Lack of flat-lock seams and silicon grippers do count against this, when compared to the real thing ... but in use neither was really a problem for me.
Hard one to rate, this - the price paid was after a considerable amount of bartering (I think the price started at around £80 - rather higher than the list price for the real thing!). Given that you can pick up a passable fake football shirt for £5 in a Chinese market, £22 seemed steep ... but then it's still rather less than the real thing. In terms of what you'd pay in Europe for a similar jersey, it seems good value.
Tell us what you particularly liked about the product
Nice styling (props, Oli), decent fit, surprising comfort and durability. Oh, and the fact that I might have the only fake road.cc jersey in the country!
Tell us what you particularly disliked about the product
Nothing particularly. Would have been nice if the bib shorts were better made I guess.
Did you enjoy using the product? Yes.
Would you consider buying the product? Yes, I did.

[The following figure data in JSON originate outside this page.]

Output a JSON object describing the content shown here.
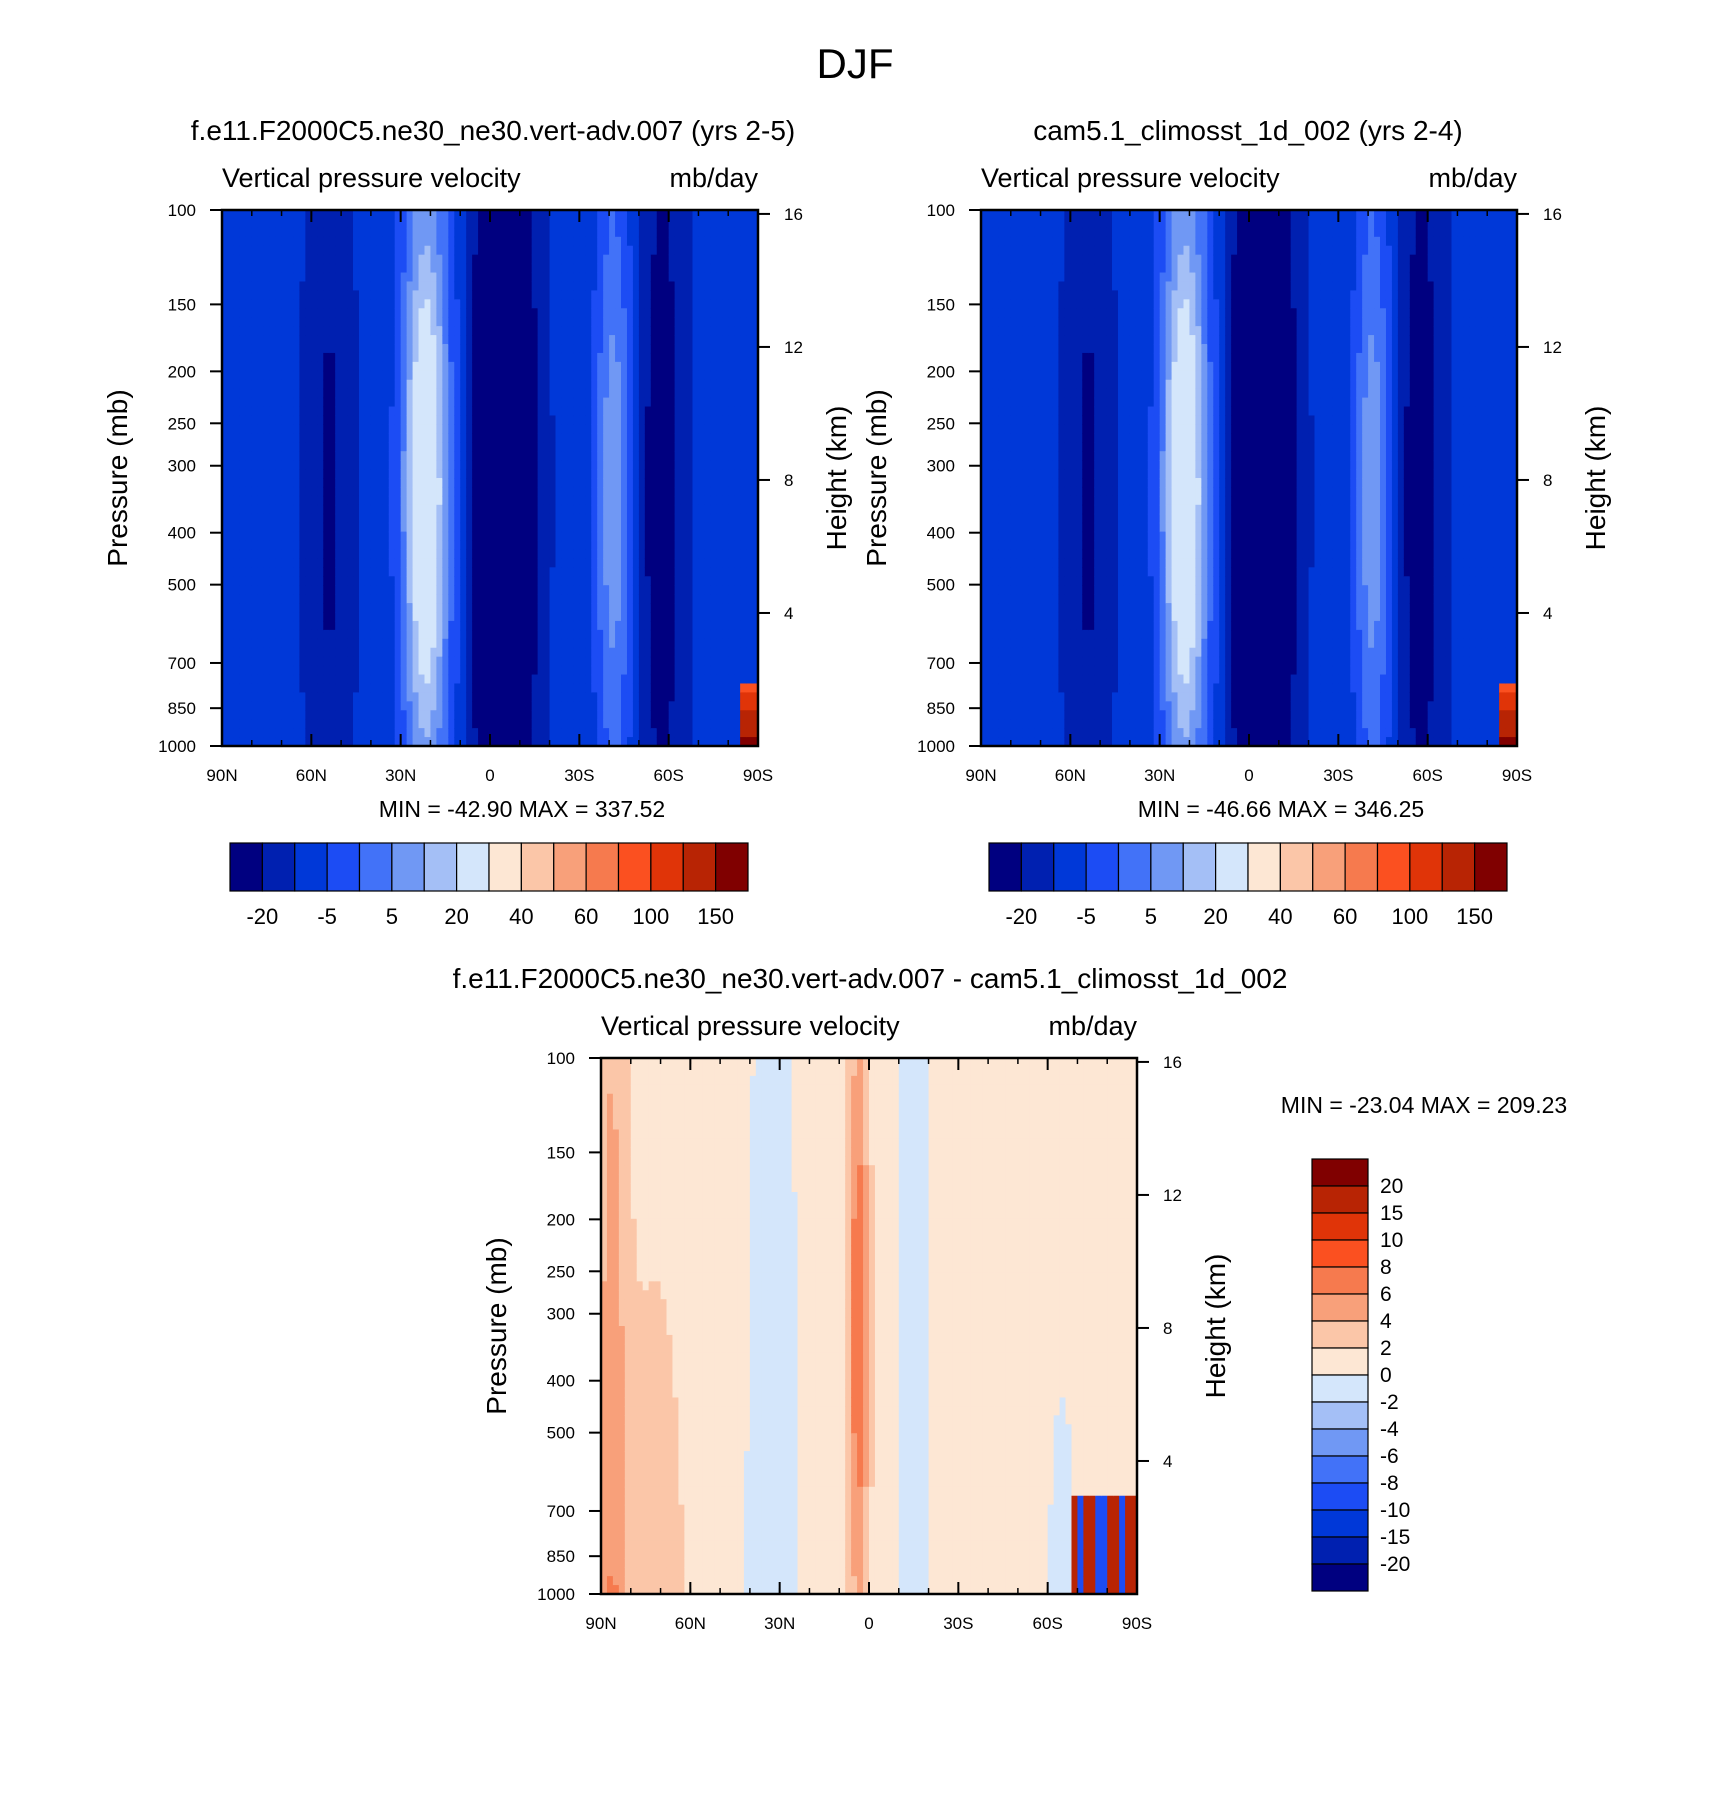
{
  "figure_title": "DJF",
  "colors": {
    "base_palette": [
      "#000080",
      "#0020b0",
      "#0038d8",
      "#1c4cf4",
      "#4272f8",
      "#7098f4",
      "#a4bff6",
      "#d4e6fb",
      "#fde7d4",
      "#fbc6a8",
      "#f8a07a",
      "#f67a4e",
      "#fb5020",
      "#e03408",
      "#b82404",
      "#800000"
    ],
    "diff_palette": [
      "#000080",
      "#0020b0",
      "#0038d8",
      "#1c4cf4",
      "#4272f8",
      "#7098f4",
      "#a4bff6",
      "#d4e6fb",
      "#fde7d4",
      "#fbc6a8",
      "#f8a07a",
      "#f67a4e",
      "#fb5020",
      "#e03408",
      "#b82404",
      "#800000"
    ]
  },
  "chart_data": [
    {
      "type": "heatmap",
      "title": "f.e11.F2000C5.ne30_ne30.vert-adv.007 (yrs 2-5)",
      "left_label": "Vertical pressure velocity",
      "right_label": "mb/day",
      "ylabel": "Pressure (mb)",
      "y2label": "Height (km)",
      "x_ticks": [
        "90N",
        "60N",
        "30N",
        "0",
        "30S",
        "60S",
        "90S"
      ],
      "y_ticks": [
        "100",
        "150",
        "200",
        "250",
        "300",
        "400",
        "500",
        "700",
        "850",
        "1000"
      ],
      "y2_ticks": [
        "4",
        "8",
        "12",
        "16"
      ],
      "stats": "MIN = -42.90  MAX = 337.52",
      "colorbar_labels": [
        "-20",
        "-5",
        "5",
        "20",
        "40",
        "60",
        "100",
        "150"
      ],
      "minmax": [
        -42.9,
        337.52
      ]
    },
    {
      "type": "heatmap",
      "title": "cam5.1_climosst_1d_002 (yrs 2-4)",
      "left_label": "Vertical pressure velocity",
      "right_label": "mb/day",
      "ylabel": "Pressure (mb)",
      "y2label": "Height (km)",
      "x_ticks": [
        "90N",
        "60N",
        "30N",
        "0",
        "30S",
        "60S",
        "90S"
      ],
      "y_ticks": [
        "100",
        "150",
        "200",
        "250",
        "300",
        "400",
        "500",
        "700",
        "850",
        "1000"
      ],
      "y2_ticks": [
        "4",
        "8",
        "12",
        "16"
      ],
      "stats": "MIN = -46.66  MAX = 346.25",
      "colorbar_labels": [
        "-20",
        "-5",
        "5",
        "20",
        "40",
        "60",
        "100",
        "150"
      ],
      "minmax": [
        -46.66,
        346.25
      ]
    },
    {
      "type": "heatmap",
      "title": "f.e11.F2000C5.ne30_ne30.vert-adv.007 - cam5.1_climosst_1d_002",
      "left_label": "Vertical pressure velocity",
      "right_label": "mb/day",
      "ylabel": "Pressure (mb)",
      "y2label": "Height (km)",
      "x_ticks": [
        "90N",
        "60N",
        "30N",
        "0",
        "30S",
        "60S",
        "90S"
      ],
      "y_ticks": [
        "100",
        "150",
        "200",
        "250",
        "300",
        "400",
        "500",
        "700",
        "850",
        "1000"
      ],
      "y2_ticks": [
        "4",
        "8",
        "12",
        "16"
      ],
      "stats": "MIN = -23.04  MAX = 209.23",
      "colorbar_labels": [
        "20",
        "15",
        "10",
        "8",
        "6",
        "4",
        "2",
        "0",
        "-2",
        "-4",
        "-6",
        "-8",
        "-10",
        "-15",
        "-20"
      ],
      "minmax": [
        -23.04,
        209.23
      ]
    }
  ]
}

Would you recommend the product to a friend? Yes, provided they had no moral objections to such things...
About the tester
Age: 33 Height: 6 Weight: 81kg
I usually ride: Boardman hybrid for the daily commute My best bike is: Fixed-conversion Eddy Merckx MX-Leader
I've been riding for: Over 20 years I ride: Most days I would class myself as: Expert
I regularly do the following types of riding: road racing, commuting, touring, fixed/singlespeed, mtb,
Jez spends his days making robots that drive cars but is happiest when on two wheels. His roots are in mountain biking but he spends more time nowadays on the road, occasionally racing but more often just riding.